A couple of days ago I posted a picture of an anti-Obama election sticker that read “Don’t Re-Nig in 2012.” When I posted it I left commentary that said racism wasn’t dead. One of my high school teachers responded back by saying, “This speaks more to the idiot in the vehicle than racism. Remember, you can’t fix stupid.” I needed that reminder. You see idiots like that honestly don’t bother me. The unexposed who think all black people act like the ones you see in an overproduced rap video don’t bother. I’d even say fat, paranoid, overzealous, self-loathing bastards who appoint themselves neighborhood watch captains don’t bother me. Idiots with bumper stickers don’t scare me; it’s the idiots with power and titles that do.
As the mother of a 12-year-old, black boy, I know some idiot is going to find my honor roll student who made a perfect score on the Georgia State Writing Exam and has never gotten in trouble a day in his life suspicious just because he’s black, and that doesn’t scare me. I know the chances of my sweet, loving and kind son being called everything but a child of God by some idiot, and that doesn’t scare me. I even know the possibility of my son being harmed or assaulted simply because he was born with beautiful brown skin, and that doesn’t scare me. What scares me is the thought of my son being injured or killed and nothing gets done about it because the idiot with the bumper sticker is now the idiot with a badge. What I’m afraid of is my son getting sick and dying because the idiot with the bumper sticker is now the idiot passing legislation that is denying my son healthcare or making it too expensive to afford. What I’m afraid of are the idiots with power who are constantly, consistently and subliminally whispering to my son, through legislation, through images, and through actions, that his life is worthless and not to be respected.

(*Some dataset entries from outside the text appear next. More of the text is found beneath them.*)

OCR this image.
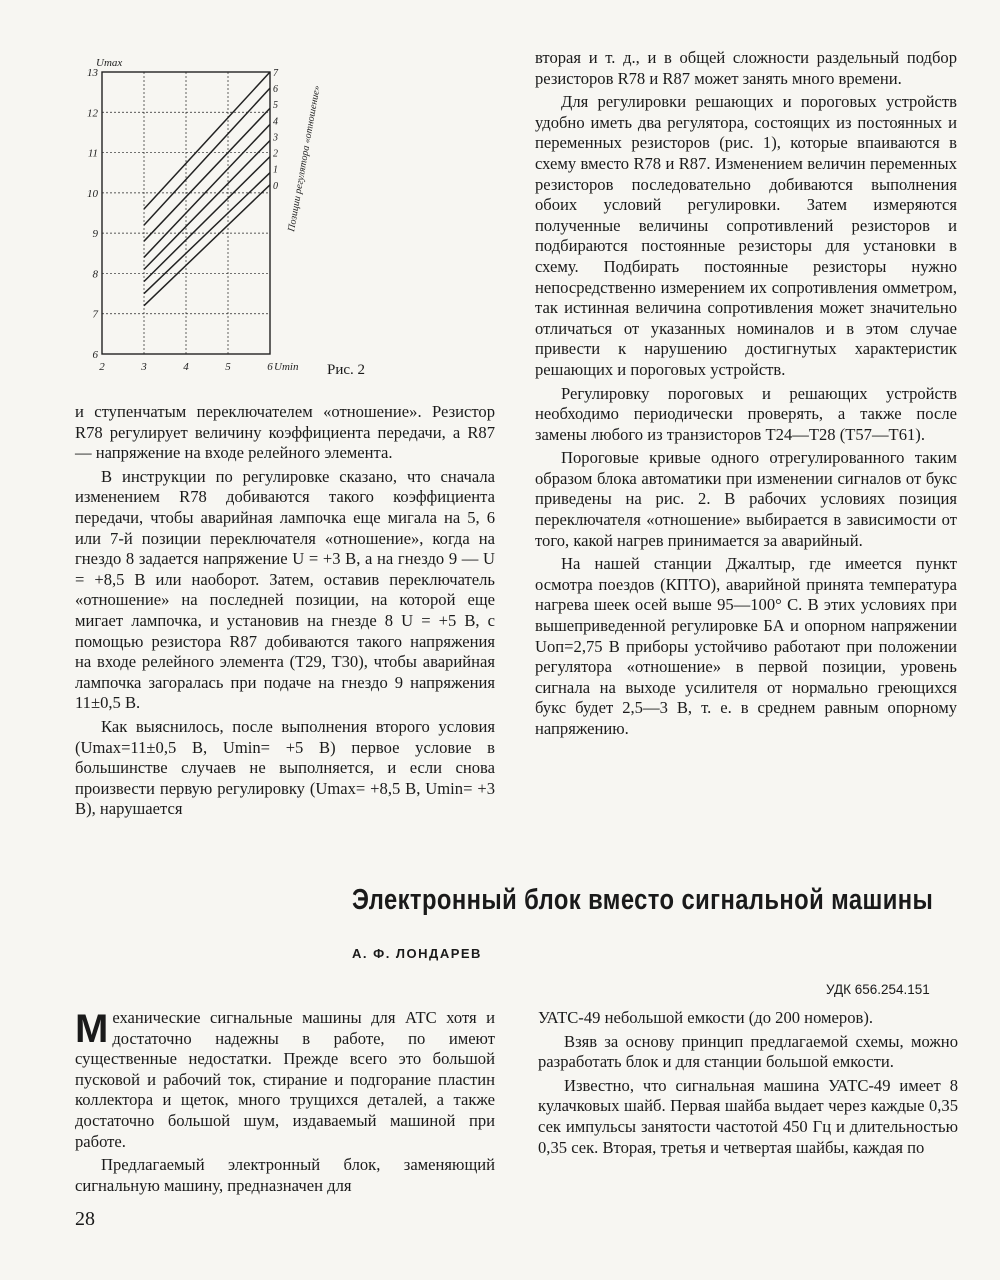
2	3	4	5	6
6
7
8
9
10
11
12
13
0
1
2
3
4
5
6
7
Umax
Umin
Позиции регулятора «отношение»
Рис. 2

вторая и т. д., и в общей сложности раздельный подбор резисторов R78 и R87 может занять много времени.

Для регулировки решающих и пороговых устройств удобно иметь два регулятора, состоящих из постоянных и переменных резисторов (рис. 1), которые впаиваются в схему вместо R78 и R87. Изменением величин переменных резисторов последовательно добиваются выполнения обоих условий регулировки. Затем измеряются полученные величины сопротивлений резисторов и подбираются постоянные резисторы для установки в схему. Подбирать постоянные резисторы нужно непосредственно измерением их сопротивления омметром, так истинная величина сопротивления может значительно отличаться от указанных номиналов и в этом случае привести к нарушению достигнутых характеристик решающих и пороговых устройств.

Регулировку пороговых и решающих устройств необходимо периодически проверять, а также после замены любого из транзисторов T24—T28 (T57—T61).

Пороговые кривые одного отрегулированного таким образом блока автоматики при изменении сигналов от букс приведены на рис. 2. В рабочих условиях позиция переключателя «отношение» выбирается в зависимости от того, какой нагрев принимается за аварийный.

На нашей станции Джалтыр, где имеется пункт осмотра поездов (КПТО), аварийной принята температура нагрева шеек осей выше 95—100° С. В этих условиях при вышеприведенной регулировке БА и опорном напряжении Uоп=2,75 В приборы устойчиво работают при положении регулятора «отношение» в первой позиции, уровень сигнала на выходе усилителя от нормально греющихся букс будет 2,5—3 В, т. е. в среднем равным опорному напряжению.

и ступенчатым переключателем «отношение». Резистор R78 регулирует величину коэффициента передачи, а R87 — напряжение на входе релейного элемента.

В инструкции по регулировке сказано, что сначала изменением R78 добиваются такого коэффициента передачи, чтобы аварийная лампочка еще мигала на 5, 6 или 7-й позиции переключателя «отношение», когда на гнездо 8 задается напряжение U = +3 В, а на гнездо 9 — U = +8,5 В или наоборот. Затем, оставив переключатель «отношение» на последней позиции, на которой еще мигает лампочка, и установив на гнезде 8 U = +5 В, с помощью резистора R87 добиваются такого напряжения на входе релейного элемента (T29, T30), чтобы аварийная лампочка загоралась при подаче на гнездо 9 напряжения 11±0,5 В.

Как выяснилось, после выполнения второго условия (Umax=11±0,5 В, Umin= +5 В) первое условие в большинстве случаев не выполняется, и если снова произвести первую регулировку (Umax= +8,5 В, Umin= +3 В), нарушается

Электронный блок вместо сигнальной машины
А. Ф. ЛОНДАРЕВ
УДК 656.254.151

Механические сигнальные машины для АТС хотя и достаточно надежны в работе, по имеют существенные недостатки. Прежде всего это большой пусковой и рабочий ток, стирание и подгорание пластин коллектора и щеток, много трущихся деталей, а также достаточно большой шум, издаваемый машиной при работе.

Предлагаемый электронный блок, заменяющий сигнальную машину, предназначен для

УАТС-49 небольшой емкости (до 200 номеров).

Взяв за основу принцип предлагаемой схемы, можно разработать блок и для станции большой емкости.

Известно, что сигнальная машина УАТС-49 имеет 8 кулачковых шайб. Первая шайба выдает через каждые 0,35 сек импульсы занятости частотой 450 Гц и длительностью 0,35 сек. Вторая, третья и четвертая шайбы, каждая по

28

Today, after listening to the 911 tapes and reading the account from Trayvon’s girlfriend, who he was on the phone with when Zimmerman accosted and murdered him, all I could do was cry. I cried because that could’ve easily been my son, who I have managed to shield from the white elephant that is America’s racism. I cried because that could’ve been my students who are already beaten down by society by the time they reach me in the 9th and 10th grades. I cried because it was Trayvon Martin who not only had his life stolen by an idiot with a gun, but subsequently had his life deemed worthless by an idiot with a badge. I cried because so many of my acquaintances who don’t share my hue don’t seem to understand or even care that this child’s life meant nothing to Sanford Police Department. I cried because I desperately want more people who don’t look like me to be on the front lines of this battle with us. I cried because I thought that my parents and grandparents had fought these battles. While I knew things weren’t perfect, I never thought that people who looked like me would be so close back to being less than a person. I cried because I’m tired of the battle already, and I have yet to even walk onto the battlefield yet.